Initially, it was supposed to form 12 infantry divisions, but it soon became clear that the state of the Polish state allows this number to be increased. Divisions began to form only at the turn of March and April 1919. Although small and ill-equipped units fought the aggressors for several months, their solitary dedication made it possible to prepare strong and combat-ready troops, whose arrival almost immediately changed the course of events. the fate of the fight. And although, in addition to infantry, cavalry was also organized into independent tactical formations - artillery, sappers, very strong aviation and no less strong armored weapons - the dynamics of the formation of an infantry division most clearly shows the political, economic and military problems of the young Polish state.

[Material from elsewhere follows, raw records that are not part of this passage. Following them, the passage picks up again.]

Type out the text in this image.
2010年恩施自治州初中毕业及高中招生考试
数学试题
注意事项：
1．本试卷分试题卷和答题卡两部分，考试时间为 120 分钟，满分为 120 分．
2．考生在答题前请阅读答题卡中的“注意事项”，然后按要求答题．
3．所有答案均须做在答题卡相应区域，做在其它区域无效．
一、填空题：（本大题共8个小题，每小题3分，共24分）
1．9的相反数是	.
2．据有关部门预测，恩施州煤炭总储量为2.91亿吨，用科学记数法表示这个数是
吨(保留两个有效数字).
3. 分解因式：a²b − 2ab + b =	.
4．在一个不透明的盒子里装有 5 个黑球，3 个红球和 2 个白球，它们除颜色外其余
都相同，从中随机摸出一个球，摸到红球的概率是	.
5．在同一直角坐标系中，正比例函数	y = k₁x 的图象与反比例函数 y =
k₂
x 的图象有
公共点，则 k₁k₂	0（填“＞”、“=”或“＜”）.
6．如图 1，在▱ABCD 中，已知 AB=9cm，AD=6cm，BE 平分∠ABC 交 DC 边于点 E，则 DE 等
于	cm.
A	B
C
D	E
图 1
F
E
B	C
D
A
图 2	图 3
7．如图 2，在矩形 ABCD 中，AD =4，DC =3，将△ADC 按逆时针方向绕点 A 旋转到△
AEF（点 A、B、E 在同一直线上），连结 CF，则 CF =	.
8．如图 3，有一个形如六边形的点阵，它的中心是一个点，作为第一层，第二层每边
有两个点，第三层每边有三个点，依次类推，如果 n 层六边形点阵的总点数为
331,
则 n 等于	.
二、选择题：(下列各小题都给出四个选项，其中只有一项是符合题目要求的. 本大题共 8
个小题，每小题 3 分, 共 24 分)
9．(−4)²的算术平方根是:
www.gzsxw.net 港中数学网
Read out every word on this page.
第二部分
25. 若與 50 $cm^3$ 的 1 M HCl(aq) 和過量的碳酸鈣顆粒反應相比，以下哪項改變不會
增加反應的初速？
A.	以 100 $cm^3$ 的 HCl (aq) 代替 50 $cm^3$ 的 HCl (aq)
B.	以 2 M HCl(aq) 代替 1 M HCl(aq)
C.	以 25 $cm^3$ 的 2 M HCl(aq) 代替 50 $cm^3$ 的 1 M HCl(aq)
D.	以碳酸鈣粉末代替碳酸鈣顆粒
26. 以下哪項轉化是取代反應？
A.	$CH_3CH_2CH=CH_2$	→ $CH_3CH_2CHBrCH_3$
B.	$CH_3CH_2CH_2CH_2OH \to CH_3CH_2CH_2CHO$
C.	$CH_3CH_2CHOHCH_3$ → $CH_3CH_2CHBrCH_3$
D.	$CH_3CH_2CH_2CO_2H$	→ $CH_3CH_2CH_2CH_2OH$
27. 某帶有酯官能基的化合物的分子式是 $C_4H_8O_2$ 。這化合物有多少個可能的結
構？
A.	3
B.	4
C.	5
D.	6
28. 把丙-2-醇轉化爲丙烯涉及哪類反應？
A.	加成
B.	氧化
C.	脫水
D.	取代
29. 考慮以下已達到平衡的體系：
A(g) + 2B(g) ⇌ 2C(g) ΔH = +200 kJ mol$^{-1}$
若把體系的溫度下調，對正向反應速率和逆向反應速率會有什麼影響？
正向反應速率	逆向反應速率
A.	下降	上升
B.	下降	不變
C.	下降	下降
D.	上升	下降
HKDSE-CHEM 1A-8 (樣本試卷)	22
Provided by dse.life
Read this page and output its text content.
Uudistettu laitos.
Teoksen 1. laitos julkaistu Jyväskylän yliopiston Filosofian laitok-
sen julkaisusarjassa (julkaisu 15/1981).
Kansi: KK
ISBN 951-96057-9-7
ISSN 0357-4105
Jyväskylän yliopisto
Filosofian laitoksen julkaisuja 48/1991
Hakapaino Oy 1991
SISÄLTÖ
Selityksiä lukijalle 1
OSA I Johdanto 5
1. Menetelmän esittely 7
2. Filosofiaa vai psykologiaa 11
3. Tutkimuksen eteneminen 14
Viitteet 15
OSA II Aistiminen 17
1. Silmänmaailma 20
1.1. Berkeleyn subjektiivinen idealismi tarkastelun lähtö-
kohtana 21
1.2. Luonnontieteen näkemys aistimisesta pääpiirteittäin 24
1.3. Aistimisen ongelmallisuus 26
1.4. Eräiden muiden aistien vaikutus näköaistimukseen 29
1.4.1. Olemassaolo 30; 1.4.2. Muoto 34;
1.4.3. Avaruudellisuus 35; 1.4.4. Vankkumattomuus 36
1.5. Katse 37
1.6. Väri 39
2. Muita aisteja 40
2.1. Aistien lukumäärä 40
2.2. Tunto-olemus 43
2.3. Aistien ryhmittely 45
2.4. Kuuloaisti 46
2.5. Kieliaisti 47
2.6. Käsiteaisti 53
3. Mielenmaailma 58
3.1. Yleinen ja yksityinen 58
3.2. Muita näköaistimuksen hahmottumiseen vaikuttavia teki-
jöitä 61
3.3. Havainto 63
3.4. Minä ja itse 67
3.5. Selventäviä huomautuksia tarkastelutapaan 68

The first three divisions were organized thanks to legionnaires. Two of them fought against the Russian Bolsheviks and liberated Vilnius in the spring of 1919. Volunteers of the former border self-defense from Kaunas to Minsk fought with them. In October 1919, two divisions were formed, which were named Lithuanian-Belarusian. They remained symbolically separated from other tactical units of the Polish Army, and their soldiers became the driving force behind General Żeligowski's actions in Vilnius. After the war, they became the 19th and 20th Rifle Divisions.

The 3rd infantry division of the legion fought against the Rusyns and Ukrainians. Two more were formed on the same front: the 4th Rifle Regiment was part of the former Lviv aid, and the 5th Rifle Regiment was part of the Lvov brigade. The following were formed from regiments in the former Kingdom and former Galicia: 6th Infantry Regiment in Krakow, 7th Infantry Regiment in Częstochowa, 8th Infantry Regiment in Warsaw. In June, the 9th Rifle Division was created in Polesie and the 10th Rifle Division was created by merging the Lodz regiments with the Polish 4th Rifle Division, which had just arrived in the country.